Des coups de com’ qui font mouche

Après la cabane d’Hagrid disponible en chambre d’hôte, la cabane de Tony Stark (Iron Man) arrive sur Airbnb pour 335 USD la nuit. L'information a été relayée par les fans pour leur plus grand plaisir. A plus grande échelle, Airbnb a organisé un jeu concours pour gagner une nuit offerte dans le musée du Louvre privatisé à l'occasion des 30 ans de la pyramide de Pei. 182 000 clients d’Airbnb auraient participé. Les gagnants, une jeune étudiante en histoire de l’art, Daniela, et son partenaire, ont profité de l’expérience insolite le 30 avril. Outre une occasion de remettre la société californienne sous les projecteurs, il s’agissait surtout d’un teaser pour annoncer le partenariat qu'Airbnb a noué avec le Louvre, qui, comme le rappel un communiqué, « s'étend au-delà de l'heureux gagnant du concours et de son invité » puisque « de mai à la fin de l'année, une série d'Expériences exceptionnelles au musée pourra être réservée sur la plateforme Airbnb. Ces Expériences, dont la programmation sera dévoilée dans quelques jours, permettront à tous de redécouvrir le musée le plus célèbre du monde sous un angle totalement nouveau, avec des visites exclusives et des concerts intimes ».

Gagnants concours Louvre

Mais cette opération a été très critiquée par certains. « Nous ne savons pas ce que cela a rapporté au Louvre. Ce type de partenariat n’est pas évoqué au conseil d’administration. Mais en termes d’image, pour le musée, c’est déplorable » rapporte une syndicaliste au cours d’une manifestation contre Airbnb qui s’est tenue sur le parvis du musée le 7 juin dernier. Cette opération avait pour but de « dénoncer le partenariat que le musée du Louvre a conclu avec une entreprise prédatrice », comme l’explique Jean-Baptiste Eyraud, responsable de DAL (Droit au logement), l’association organisatrice de ce rassemblement.

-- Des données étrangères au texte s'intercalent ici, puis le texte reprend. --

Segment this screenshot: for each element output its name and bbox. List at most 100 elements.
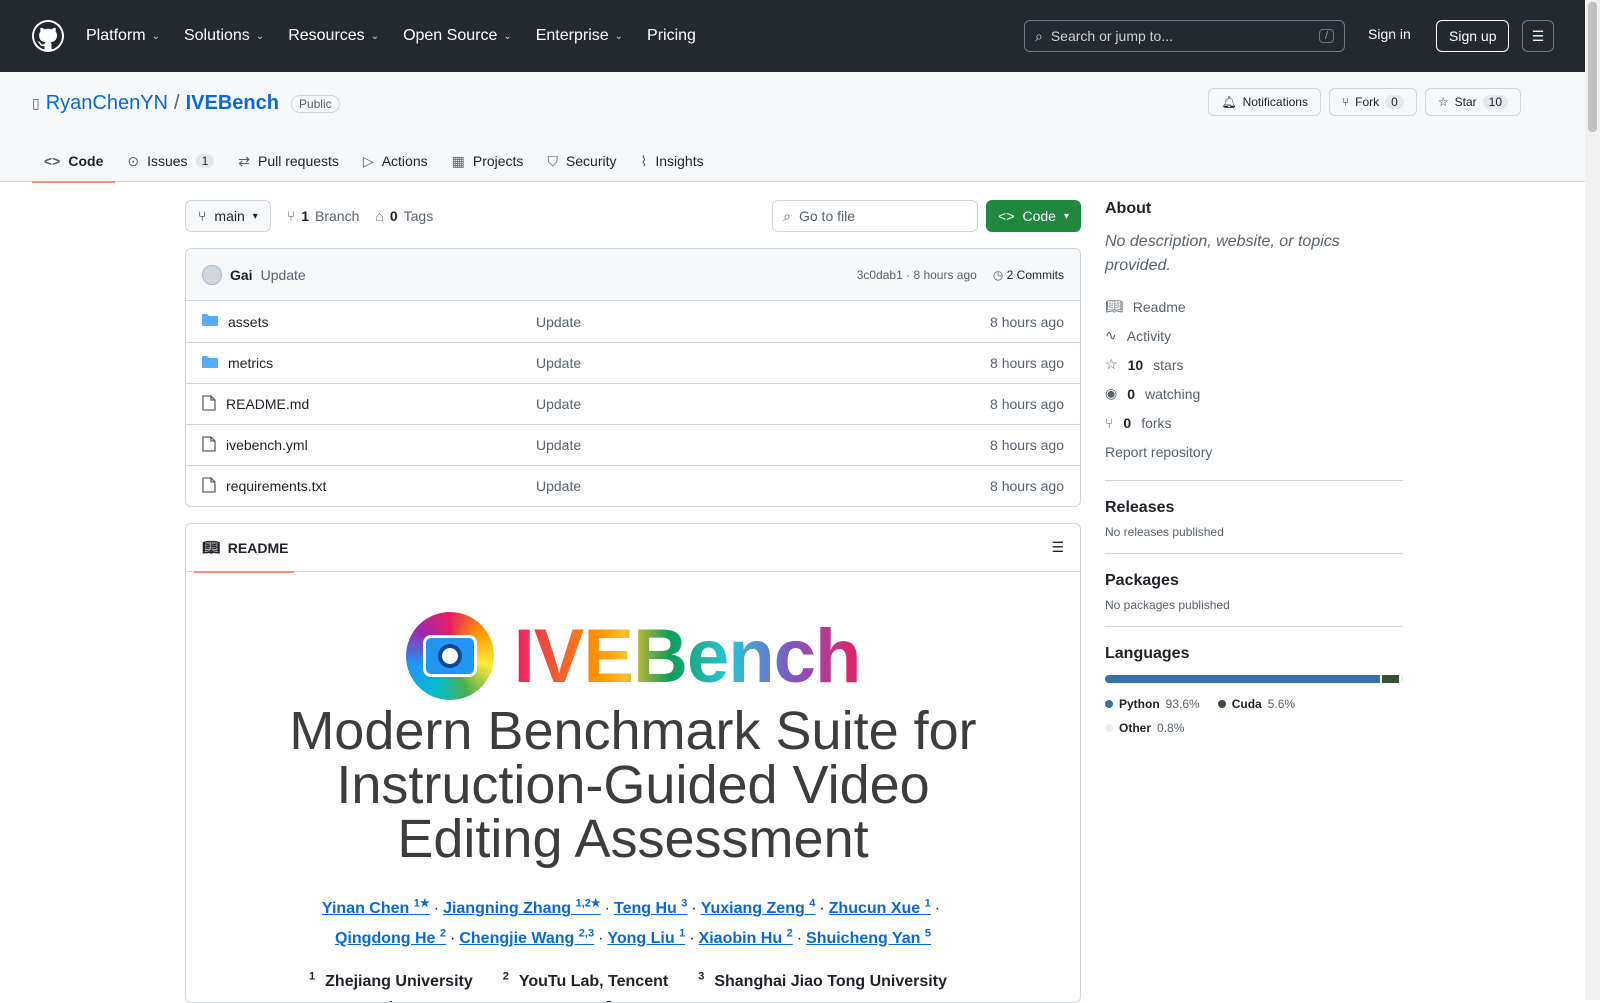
hamburger-menu-icon[interactable]: ☰ [1522,20,1554,52]
nav-item-label: Platform [86,27,146,44]
readme-hero: IVEBench Modern Benchmark Suite for Inst… [253,612,1013,1002]
author-link[interactable]: Qingdong He 2 [335,927,446,946]
author-link[interactable]: Chengjie Wang 2,3 [459,927,594,946]
nav-item-solutions[interactable]: Solutions ⌄ [184,27,264,45]
file-time: 8 hours ago [990,355,1064,371]
language-dot-icon [1217,700,1226,708]
tab-pull-requests[interactable]: ⇄ Pull requests [226,140,351,182]
readme-tab[interactable]: 📖︎ README [194,524,294,573]
notifications-button[interactable]: 🔔︎ Notifications [1208,88,1321,116]
file-commit-message[interactable]: Update [536,478,990,494]
avatar[interactable] [202,264,222,285]
tab-projects[interactable]: ▦ Projects [440,140,536,182]
author-link[interactable]: Yinan Chen 1★ [322,898,430,917]
table-row[interactable]: ivebench.yml Update 8 hours ago [186,424,1080,465]
star-button[interactable]: ☆ Star 10 [1424,88,1521,116]
language-item[interactable]: Cuda 5.6% [1217,697,1295,711]
branch-selector[interactable]: ⑂ main ▾ [185,200,271,232]
outline-icon[interactable]: ☰ [1051,539,1064,556]
go-to-file-input[interactable]: ⌕ Go to file [772,200,979,232]
main-content: ⑂ main ▾ ⑂ 1 Branch ⌂ 0 Tags ⌕ Go to file <> Cod… [185,200,1081,1003]
repo-name-link[interactable]: IVEBench [186,92,279,115]
fork-button[interactable]: ⑂ Fork 0 [1328,88,1417,116]
search-placeholder: Search or jump to... [1050,28,1174,44]
tab-code[interactable]: <> Code [32,140,116,183]
table-row[interactable]: metrics Update 8 hours ago [186,342,1080,383]
search-icon: ⌕ [783,207,791,224]
nav-item-enterprise[interactable]: Enterprise ⌄ [536,27,623,45]
author-affiliation: 5 [924,927,931,940]
author-link[interactable]: Zhucun Xue 1 [829,898,931,917]
folder-icon [202,355,218,372]
author-link[interactable]: Jiangning Zhang 1,2★ [443,898,601,917]
tags-link[interactable]: ⌂ 0 Tags [375,208,433,224]
stars-label: stars [1153,356,1184,373]
authors-list: Yinan Chen 1★ · Jiangning Zhang 1,2★ · Teng … [253,892,1013,951]
packages-text: No packages published [1105,598,1230,612]
file-name[interactable]: assets [228,314,268,330]
author-link[interactable]: Shuicheng Yan 5 [806,927,931,946]
book-icon: 📖︎ [202,539,220,555]
tab-actions[interactable]: ▷ Actions [351,140,440,182]
author-link[interactable]: Yuxiang Zeng 4 [701,898,816,917]
file-name[interactable]: metrics [228,355,273,371]
sign-in-link[interactable]: Sign in [1368,26,1411,42]
language-bar-segment [1382,675,1399,683]
tag-label: Tags [403,208,434,224]
file-commit-message[interactable]: Update [536,314,990,330]
file-time: 8 hours ago [990,437,1064,453]
scrollbar[interactable] [1585,0,1600,1000]
file-name[interactable]: requirements.txt [226,478,326,494]
table-row[interactable]: requirements.txt Update 8 hours ago [186,465,1080,506]
folder-icon [202,313,218,330]
file-commit-message[interactable]: Update [536,437,990,453]
commit-author[interactable]: Gai [230,267,253,283]
commit-message[interactable]: Update [261,267,306,283]
play-icon: ▷ [362,152,374,169]
search-input[interactable]: ⌕ Search or jump to... / [1024,20,1345,52]
chevron-down-icon: ⌄ [151,30,160,42]
stars-link[interactable]: ☆ 10 stars [1105,350,1403,379]
table-row[interactable]: assets Update 8 hours ago [186,301,1080,342]
notifications-label: Notifications [1242,95,1308,109]
releases-title[interactable]: Releases [1105,499,1403,517]
watching-link[interactable]: ◉ 0 watching [1105,379,1403,408]
packages-title[interactable]: Packages [1105,572,1403,590]
repo-title: ▯ RyanChenYN / IVEBench Public [32,92,340,115]
report-repository-link[interactable]: Report repository [1105,437,1403,466]
language-item[interactable]: Other 0.8% [1105,721,1184,735]
affiliation: 2 YouTu Lab, Tencent [503,971,678,990]
language-item[interactable]: Python 93.6% [1105,697,1200,711]
tab-issues[interactable]: ⊙ Issues 1 [115,140,226,182]
nav-item-open-source[interactable]: Open Source ⌄ [403,27,512,45]
file-name[interactable]: README.md [226,396,309,412]
nav-item-resources[interactable]: Resources ⌄ [288,27,379,45]
commit-hash[interactable]: 3c0dab1 [857,268,903,282]
author-link[interactable]: Yong Liu 1 [607,927,685,946]
file-toolbar: ⑂ main ▾ ⑂ 1 Branch ⌂ 0 Tags ⌕ Go to file <> Cod… [185,200,1081,232]
sign-up-button[interactable]: Sign up [1436,20,1510,52]
tab-insights[interactable]: ⌇ Insights [629,140,716,182]
nav-item-pricing[interactable]: Pricing [647,27,696,45]
scrollbar-thumb[interactable] [1588,2,1597,132]
nav-item-label: Resources [288,27,365,44]
code-button[interactable]: <> Code ▾ [986,200,1081,232]
github-logo-icon[interactable] [32,20,64,52]
commits-link[interactable]: ◷ 2 Commits [993,268,1064,282]
languages-title: Languages [1105,645,1190,662]
file-commit-message[interactable]: Update [536,396,990,412]
author-link[interactable]: Xiaobin Hu 2 [699,927,793,946]
file-name-cell: assets [202,313,536,330]
activity-link[interactable]: ∿ Activity [1105,321,1403,350]
nav-item-platform[interactable]: Platform ⌄ [86,27,160,45]
file-name[interactable]: ivebench.yml [226,437,308,453]
table-row[interactable]: README.md Update 8 hours ago [186,383,1080,424]
file-commit-message[interactable]: Update [536,355,990,371]
forks-link[interactable]: ⑂ 0 forks [1105,408,1403,437]
repo-owner-link[interactable]: RyanChenYN [46,92,168,115]
watching-label: watching [1145,385,1201,402]
branches-link[interactable]: ⑂ 1 Branch [287,208,360,224]
tab-security[interactable]: ⛉ Security [535,140,628,182]
author-link[interactable]: Teng Hu 3 [614,898,687,917]
readme-link[interactable]: 📖︎ Readme [1105,292,1403,321]
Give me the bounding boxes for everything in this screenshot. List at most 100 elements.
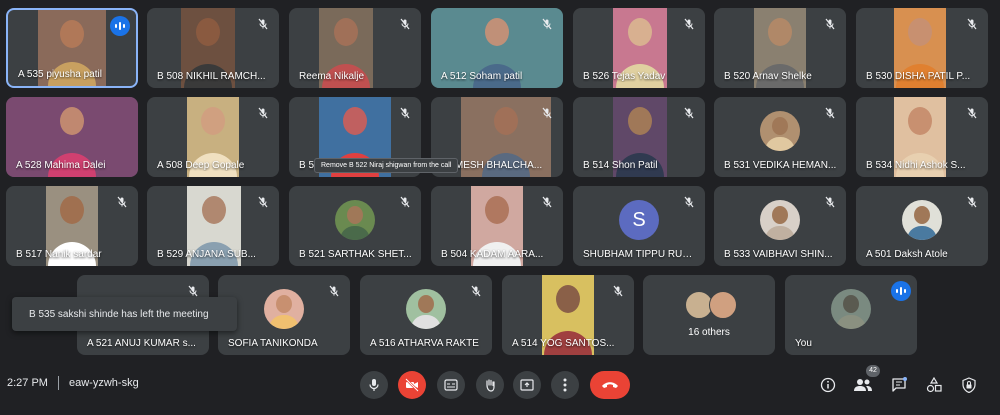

Plus récemment encore, Airbnb a annoncé un autre partenariat, avec la société 23andMe. Celle-ci est spécialisée sur les tests génétiques à domicile. L’idée de cette alliance est de faciliter la création de voyages généalogiques pour les clients de la plateforme, « Airbnb et 23andMe s'associent pour faciliter plus que jamais les voyages vers vos racines » scande comme un slogan la société. Une alliance très stratégique et pragmatique puisque le client de l’un pourra réserver un logement dans la ville d’où viendraient ses ancêtres sur la plateforme de l’autre. Bien plus encore, la personne aura la possibilité de trouver et de réserver des activités en lien avec le passé de ses aïeux dans cette même ville visitée. L’entreprise se rapproche ainsi d’un modèle de voyage tout intégré, en maîtrisant le séjour d’un bout à l’autre de sa production.

Heritage Travel Airbnb

Un dernier coup de marketing spectaculaire a dernièrement débarqué. Airbnb vient d’annoncer son Tour du monde en 80 jours, en référence à l’auteur de romans fantastiques français Jules Vernes, pour marquer le lancement de son nouveau produit expérientiel, Airbnb Adventures. A l’instar de l’aventure du protagoniste anglais, les « invités » parcourront 18 pays à travers 6 continents.

Les invités s'embarqueront pour un voyage épique depuis Londres. Partant le 1er septembre 2019, cette incroyable aventure cherche à satisfaire chaque centimètre de désir de voyage : des glaciers aux volcans, des montagnes au désert, des péniches aux yourtes, des montagnes aux eaux vives, comme toutes les Aventures Airbnb, ceci a été conçu pour présenter aux invités des merveilles naturelles, des cultures et des communautés qui sont difficiles à atteindre par leurs seuls moyens (source : Airbnb)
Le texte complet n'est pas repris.